Marge is a CatholicLane columnist.

  • noelfitz

    The theme for the recent Eucharistic Congress in Dublin was “The Eucharist: Communion with Christ and with One Another”.

  • Well, go figure. I’m part Irish!

  • Good article. I also believe that an important element of a Christian community is commitment to the Lord and commitment to one another. Without this, I believe a Christian community will struggle to survive whenever difficulties arise (which they always do). Commitment to one another does not mean we agree on everything, but it does mean we will work out our disagreements and resolve our conflicts as brothers and sisters in Christ – even if it means agreeing to disagree. It means we will not walk away just because we have a disagreement or conflict.

    If we are to fight the world, the flesh, and the devil, then we have to stand shoulder-to-shoulder as brothers and sisters in Christ.

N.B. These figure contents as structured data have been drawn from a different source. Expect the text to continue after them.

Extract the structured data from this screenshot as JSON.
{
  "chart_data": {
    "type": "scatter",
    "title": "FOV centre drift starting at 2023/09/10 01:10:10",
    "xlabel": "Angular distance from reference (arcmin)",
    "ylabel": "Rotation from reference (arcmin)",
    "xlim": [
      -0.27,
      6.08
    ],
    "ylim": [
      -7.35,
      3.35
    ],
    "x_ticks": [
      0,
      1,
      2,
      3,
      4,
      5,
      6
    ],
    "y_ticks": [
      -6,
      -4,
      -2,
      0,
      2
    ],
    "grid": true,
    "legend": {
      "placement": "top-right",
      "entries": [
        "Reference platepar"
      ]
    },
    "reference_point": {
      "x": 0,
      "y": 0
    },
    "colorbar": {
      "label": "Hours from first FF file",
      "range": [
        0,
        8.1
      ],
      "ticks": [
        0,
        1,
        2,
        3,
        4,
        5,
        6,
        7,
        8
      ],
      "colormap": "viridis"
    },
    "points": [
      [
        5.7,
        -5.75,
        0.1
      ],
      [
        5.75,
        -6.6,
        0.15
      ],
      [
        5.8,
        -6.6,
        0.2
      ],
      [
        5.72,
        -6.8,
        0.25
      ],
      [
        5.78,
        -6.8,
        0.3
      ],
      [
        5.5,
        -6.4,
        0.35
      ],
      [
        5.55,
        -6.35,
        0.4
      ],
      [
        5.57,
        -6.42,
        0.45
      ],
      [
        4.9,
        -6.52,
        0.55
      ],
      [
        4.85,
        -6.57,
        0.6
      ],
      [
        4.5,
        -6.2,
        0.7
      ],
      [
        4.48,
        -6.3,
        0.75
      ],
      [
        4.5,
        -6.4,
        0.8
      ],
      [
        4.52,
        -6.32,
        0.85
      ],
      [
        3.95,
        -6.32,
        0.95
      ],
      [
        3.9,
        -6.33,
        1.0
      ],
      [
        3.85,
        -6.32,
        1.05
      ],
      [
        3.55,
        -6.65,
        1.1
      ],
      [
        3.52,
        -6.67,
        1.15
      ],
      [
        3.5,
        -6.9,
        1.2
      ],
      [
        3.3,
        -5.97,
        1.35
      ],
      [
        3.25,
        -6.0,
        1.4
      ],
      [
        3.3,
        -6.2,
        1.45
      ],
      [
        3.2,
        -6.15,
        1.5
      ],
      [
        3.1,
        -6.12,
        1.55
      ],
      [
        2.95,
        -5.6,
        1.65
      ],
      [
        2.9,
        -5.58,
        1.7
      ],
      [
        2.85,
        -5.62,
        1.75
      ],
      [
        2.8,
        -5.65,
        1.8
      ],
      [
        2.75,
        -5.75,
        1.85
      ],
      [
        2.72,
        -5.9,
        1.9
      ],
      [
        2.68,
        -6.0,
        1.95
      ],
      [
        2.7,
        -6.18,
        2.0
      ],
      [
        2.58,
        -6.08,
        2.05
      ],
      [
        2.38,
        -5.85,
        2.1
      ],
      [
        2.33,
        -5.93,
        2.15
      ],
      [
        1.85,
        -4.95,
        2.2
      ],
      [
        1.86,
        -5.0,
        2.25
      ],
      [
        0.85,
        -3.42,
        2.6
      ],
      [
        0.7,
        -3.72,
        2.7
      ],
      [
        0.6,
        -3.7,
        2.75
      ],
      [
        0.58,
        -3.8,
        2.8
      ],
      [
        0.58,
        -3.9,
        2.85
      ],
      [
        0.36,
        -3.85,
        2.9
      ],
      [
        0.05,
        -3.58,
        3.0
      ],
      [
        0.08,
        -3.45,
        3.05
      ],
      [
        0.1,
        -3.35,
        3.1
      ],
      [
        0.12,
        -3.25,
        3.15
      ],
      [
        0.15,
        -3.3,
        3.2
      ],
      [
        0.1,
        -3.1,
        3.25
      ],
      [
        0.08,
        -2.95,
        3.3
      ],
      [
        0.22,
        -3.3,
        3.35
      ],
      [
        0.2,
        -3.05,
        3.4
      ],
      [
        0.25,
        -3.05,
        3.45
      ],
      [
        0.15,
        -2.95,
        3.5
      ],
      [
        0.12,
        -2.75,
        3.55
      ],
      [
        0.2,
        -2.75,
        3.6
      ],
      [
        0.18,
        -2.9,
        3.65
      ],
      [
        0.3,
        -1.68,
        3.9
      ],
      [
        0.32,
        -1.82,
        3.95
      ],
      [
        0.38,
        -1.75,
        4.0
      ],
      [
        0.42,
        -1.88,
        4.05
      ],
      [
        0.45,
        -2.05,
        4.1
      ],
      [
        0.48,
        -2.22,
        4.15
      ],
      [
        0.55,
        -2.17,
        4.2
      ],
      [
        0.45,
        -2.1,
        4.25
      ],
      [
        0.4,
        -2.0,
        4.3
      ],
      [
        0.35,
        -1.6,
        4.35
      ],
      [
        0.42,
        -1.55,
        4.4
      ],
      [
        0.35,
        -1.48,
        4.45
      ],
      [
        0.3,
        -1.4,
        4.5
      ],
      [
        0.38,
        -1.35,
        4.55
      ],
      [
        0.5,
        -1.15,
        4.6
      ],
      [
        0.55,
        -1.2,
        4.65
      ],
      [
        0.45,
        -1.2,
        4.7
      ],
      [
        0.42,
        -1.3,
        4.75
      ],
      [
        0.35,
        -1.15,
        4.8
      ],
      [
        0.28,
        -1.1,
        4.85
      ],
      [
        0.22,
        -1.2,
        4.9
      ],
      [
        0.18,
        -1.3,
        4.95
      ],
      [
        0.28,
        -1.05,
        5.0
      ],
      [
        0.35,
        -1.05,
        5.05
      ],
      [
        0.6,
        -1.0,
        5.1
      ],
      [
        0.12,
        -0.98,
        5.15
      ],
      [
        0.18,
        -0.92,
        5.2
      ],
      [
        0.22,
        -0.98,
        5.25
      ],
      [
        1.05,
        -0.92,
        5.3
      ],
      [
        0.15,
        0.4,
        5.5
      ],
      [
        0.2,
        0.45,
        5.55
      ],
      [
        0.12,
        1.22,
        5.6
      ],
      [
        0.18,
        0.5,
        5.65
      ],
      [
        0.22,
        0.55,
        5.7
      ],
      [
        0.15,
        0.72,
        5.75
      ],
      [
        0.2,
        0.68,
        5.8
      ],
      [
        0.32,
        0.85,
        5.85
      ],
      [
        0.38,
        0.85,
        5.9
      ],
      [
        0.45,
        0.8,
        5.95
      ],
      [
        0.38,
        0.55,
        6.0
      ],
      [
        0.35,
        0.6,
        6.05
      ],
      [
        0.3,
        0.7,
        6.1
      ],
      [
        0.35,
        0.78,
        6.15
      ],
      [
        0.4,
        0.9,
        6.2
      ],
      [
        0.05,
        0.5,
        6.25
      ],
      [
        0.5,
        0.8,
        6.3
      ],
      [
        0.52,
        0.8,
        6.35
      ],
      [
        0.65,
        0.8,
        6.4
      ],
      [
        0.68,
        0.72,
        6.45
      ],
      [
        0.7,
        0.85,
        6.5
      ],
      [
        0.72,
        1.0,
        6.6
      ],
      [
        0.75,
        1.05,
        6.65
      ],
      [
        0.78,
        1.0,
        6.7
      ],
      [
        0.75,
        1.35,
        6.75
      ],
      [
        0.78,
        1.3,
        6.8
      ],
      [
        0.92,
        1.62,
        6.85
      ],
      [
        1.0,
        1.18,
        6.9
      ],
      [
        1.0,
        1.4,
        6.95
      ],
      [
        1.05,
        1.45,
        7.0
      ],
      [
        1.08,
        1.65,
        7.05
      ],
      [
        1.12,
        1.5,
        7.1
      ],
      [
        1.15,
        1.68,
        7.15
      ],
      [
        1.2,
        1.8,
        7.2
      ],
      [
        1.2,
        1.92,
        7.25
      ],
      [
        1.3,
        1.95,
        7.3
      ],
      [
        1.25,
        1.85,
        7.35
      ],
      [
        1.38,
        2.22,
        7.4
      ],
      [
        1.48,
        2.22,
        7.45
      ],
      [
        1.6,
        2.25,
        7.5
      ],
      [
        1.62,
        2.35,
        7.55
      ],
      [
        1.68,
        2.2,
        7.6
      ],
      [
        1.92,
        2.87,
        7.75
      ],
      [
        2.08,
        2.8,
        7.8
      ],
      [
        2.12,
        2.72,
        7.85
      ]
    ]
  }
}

This doesn’t mean that we can’t be called to go in a different direction in our lives, but we do it because we believe the Lord has called us to do so, not to sow division in the community.

  • I don’t believe in coincidences, other than “God-coincidences.” Here is a paragraph from my latest article (under The Catholic Family–>Men): “Using the Gifts God Has Given You, Part 2.”

    “Another gift the Lord loves to give us is the gift of community – to be one as he and his Father are one (John 17:21). As we get closer to our Father, he introduces us to more and more of his children— our brothers and sisters in Christ. He gives us to each other so that we can love and encour­age one another as he loves us (John 13:34-35). He wants us to experience his love through each other, and to bear one another’s burdens. As Christians, none of us are called to journey alone through life.”

  • Maurice,
    I really like what you’ve written about Christian community. Thanks for sharing.

  • noelfitz

    Thank you so much Marge and Maurice.

    The idea of community is vital.

    It reminds us of fellowship and being one. In community we are united; we belong to the communion of saints, the people of God, the one body of Christ with its different parts.